It looks like the PCM driver causes a crash here? Any clue to what might cause this? The code for the ALSA handling is just what Google uses in its example:

Interesting @IronClaw, thanks for also sharing the log.

Will try to reproduce and will let you know the results.

Thanks again.

Thanks @yoelrc88. Any help would be much appreciated. If you need more of my code, let me know.
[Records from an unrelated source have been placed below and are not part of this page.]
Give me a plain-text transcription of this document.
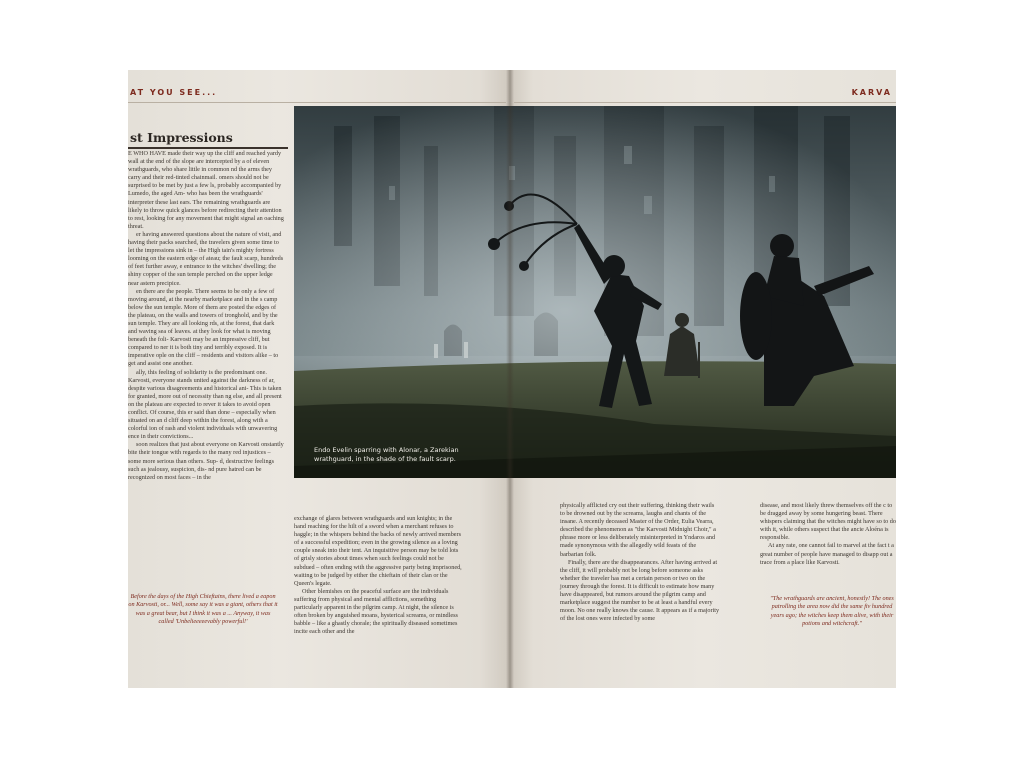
AT YOU SEE...
st Impressions

E WHO HAVE made their way up the cliff and reached yardy wall at the end of the slope are intercepted by a of eleven wrathguards, who share little in common nd the arms they carry and their red-tinted chainmail. omers should not be surprised to be met by just a few ls, probably accompanied by Lumedo, the aged Am- who has been the wrathguards' interpreter these last ears. The remaining wrathguards are likely to throw quick glances before redirecting their attention to rest, looking for any movement that might signal an oaching threat.

er having answered questions about the nature of visit, and having their packs searched, the travelers given some time to let the impressions sink in – the High tain's mighty fortress looming on the eastern edge of ateau; the fault scarp, hundreds of feet further away, e entrance to the witches' dwelling; the shiny copper of the sun temple perched on the upper ledge near astern precipice.

en there are the people. There seems to be only a few of moving around, at the nearby marketplace and in the s camp below the sun temple. More of them are posted the edges of the plateau, on the walls and towers of tronghold, and by the sun temple. They are all looking rds, at the forest, that dark and waving sea of leaves. at they look for what is moving beneath the foli- Karvosti may be an impressive cliff, but compared to ner it is both tiny and terribly exposed. It is imperative ople on the cliff – residents and visitors alike – to get and assist one another.

ally, this feeling of solidarity is the predominant one. Karvosti, everyone stands united against the darkness of ar, despite various disagreements and historical ani- This is taken for granted, more out of necessity than ng else, and all present on the plateau are expected to rever it takes to avoid open conflict. Of course, this er said than done – especially when situated on an d cliff deep within the forest, along with a colorful ion of rash and violent individuals with unwavering ence in their convictions...

soon realizes that just about everyone on Karvosti onstantly bite their tongue with regards to the many red injustices – some more serious than others. Sup- d, destructive feelings such as jealousy, suspicion, dis- nd pure hatred can be recognized on most faces – in the

Before the days of the High Chieftains, there lived a eapon on Karvosti, or... Well, some say it was a giant, others that it was a great bear, but I think it was a ... Anyway, it was called 'Unbelieeeeevably powerful!'

exchange of glares between wrathguards and sun knights; in the hand reaching for the hilt of a sword when a merchant refuses to haggle; in the whispers behind the backs of newly arrived members of a successful expedition; even in the growing silence as a loving couple sneak into their tent. An inquisitive person may be told lots of grisly stories about times when such feelings could not be subdued – often ending with the aggressive party being imprisoned, waiting to be judged by either the chieftain of their clan or the Queen's legate.

Other blemishes on the peaceful surface are the individuals suffering from physical and mental afflictions, something particularly apparent in the pilgrim camp. At night, the silence is often broken by anguished moans, hysterical screams, or mindless babble – like a ghastly chorale; the spiritually diseased sometimes incite each other and the

KARVA
Endo Evelin sparring with Alonar, a Zarekian wrathguard, in the shade of the fault scarp.

physically afflicted cry out their suffering, thinking their wails to be drowned out by the screams, laughs and chants of the insane. A recently deceased Master of the Order, Eulia Vearra, described the phenomenon as "the Karvosti Midnight Choir," a phrase more or less deliberately misinterpreted in Yndaros and made synonymous with the allegedly wild feasts of the barbarian folk.

Finally, there are the disappearances. After having arrived at the cliff, it will probably not be long before someone asks whether the traveler has met a certain person or two on the journey through the forest. It is difficult to estimate how many have disappeared, but rumors around the pilgrim camp and marketplace suggest the number to be at least a handful every moon. No one really knows the cause. It appears as if a majority of the lost ones were infected by some

disease, and most likely threw themselves off the c to be dragged away by some hungering beast. There whispers claiming that the witches might have so to do with it, while others suspect that the ancie Aloéna is responsible.

At any rate, one cannot fail to marvel at the fact t a great number of people have managed to disapp out a trace from a place like Karvosti.

"The wrathguards are ancient, honestly! The ones patrolling the area now did the same fiv hundred years ago; the witches keep them alive, with their potions and witchcraft."
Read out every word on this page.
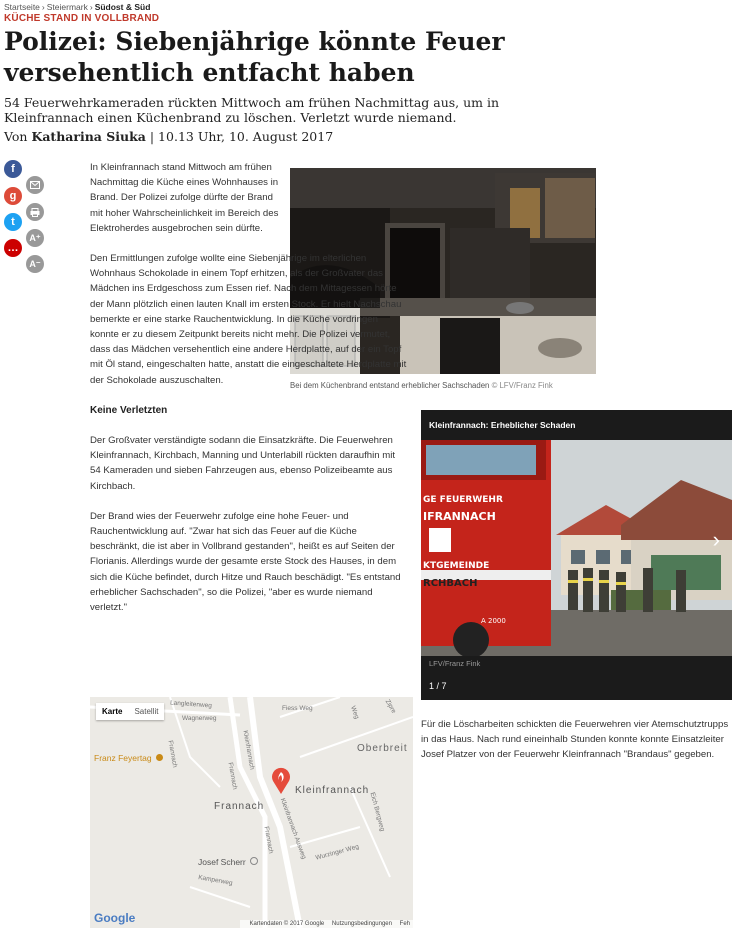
Startseite › Steiermark › Südost & Süd
KÜCHE STAND IN VOLLBRAND
Polizei: Siebenjährige könnte Feuer versehentlich entfacht haben

54 Feuerwehrkameraden rückten Mittwoch am frühen Nachmittag aus, um in Kleinfrannach einen Küchenbrand zu löschen. Verletzt wurde niemand.

Von Katharina Siuka | 10.13 Uhr, 10. August 2017
f
g
t
…
A⁺
A⁻
Bei dem Küchenbrand entstand erheblicher Sachschaden © LFV/Franz Fink

In Kleinfrannach stand Mittwoch am frühen Nachmittag die Küche eines Wohnhauses in Brand. Der Polizei zufolge dürfte der Brand mit hoher Wahrscheinlichkeit im Bereich des Elektroherdes ausgebrochen sein dürfte.

Den Ermittlungen zufolge wollte eine Siebenjährige im elterlichen Wohnhaus Schokolade in einem Topf erhitzen, als der Großvater das Mädchen ins Erdgeschoss zum Essen rief. Nach dem Mittagessen hörte der Mann plötzlich einen lauten Knall im ersten Stock. Er hielt Nachschau bemerkte er eine starke Rauchentwicklung. In die Küche vordringen konnte er zu diesem Zeitpunkt bereits nicht mehr. Die Polizei vermutet, dass das Mädchen versehentlich eine andere Herdplatte, auf der ein Topf mit Öl stand, eingeschalten hatte, anstatt die eingeschaltete Herdplatte mit der Schokolade auszuschalten.

Keine Verletzten

Der Großvater verständigte sodann die Einsatzkräfte. Die Feuerwehren Kleinfrannach, Kirchbach, Manning und Unterlabill rückten daraufhin mit 54 Kameraden und sieben Fahrzeugen aus, ebenso Polizeibeamte aus Kirchbach.

Der Brand wies der Feuerwehr zufolge eine hohe Feuer- und Rauchentwicklung auf. "Zwar hat sich das Feuer auf die Küche beschränkt, die ist aber in Vollbrand gestanden", heißt es auf Seiten der Florianis. Allerdings wurde der gesamte erste Stock des Hauses, in dem sich die Küche befindet, durch Hitze und Rauch beschädigt. "Es entstand erheblicher Sachschaden", so die Polizei, "aber es wurde niemand verletzt."

Kleinfrannach: Erheblicher Schaden
GE FEUERWEHR
IFRANNACH
KTGEMEINDE
RCHBACH
A 2000
›
LFV/Franz Fink
1 / 7
Für die Löscharbeiten schickten die Feuerwehren vier Atemschutztrupps in das Haus. Nach rund eineinhalb Stunden konnte konnte Einsatzleiter Josef Platzer von der Feuerwehr Kleinfrannach "Brandaus" gegeben.
Karte	Satellit
Langleitenweg
Wagnerweg
Kleinfrannach
Fiess Weg	Zipre
Weg
Oberbreit
Franz Feyertag	Frannach
Frannach
Frannach
Kleinfrannach
Kleinfrannach Ausweg	Eich Bergweg
Wurzinger Weg
Frannach
Josef Scherr
Kamperweg
Google	Kartendaten © 2017 Google Nutzungsbedingungen Feh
I basically use the google system to add a datalistener:

audio_input.reset(new AudioInputALSA());

  audio_input->AddDataListener(
    [stream, &request](std::shared_ptr<std::vector<unsigned char>> data) {
      request.set_audio_in(&((*data)[0]), data->size());
      stream->Write(request);
  });
  audio_input->AddStopListener([stream]() {
    stream->WritesDone();
  });
  audio_input->Start();

AudioOutputALSA audio_output;
audio_output.Start();

The inside of that lambda-function I replaced with a function to call snowboy (also replaying the unsigned char with an int16_t, since that is what snowboy expects). However, even without calling on snowboy, the crashes occur.
The lambda-funtion gets triggerd via the addlistener, so every time data comes through the ALSA driver, the lambda is triggered.

OK thank , I will try to reproduce it just by used the regular google assistant code.

Did you ever get the crash with the Google Assistant code without your additions?

If I remember correctly, that also crashed after a while… But that is a good one to try again, just to narrow down a bit more.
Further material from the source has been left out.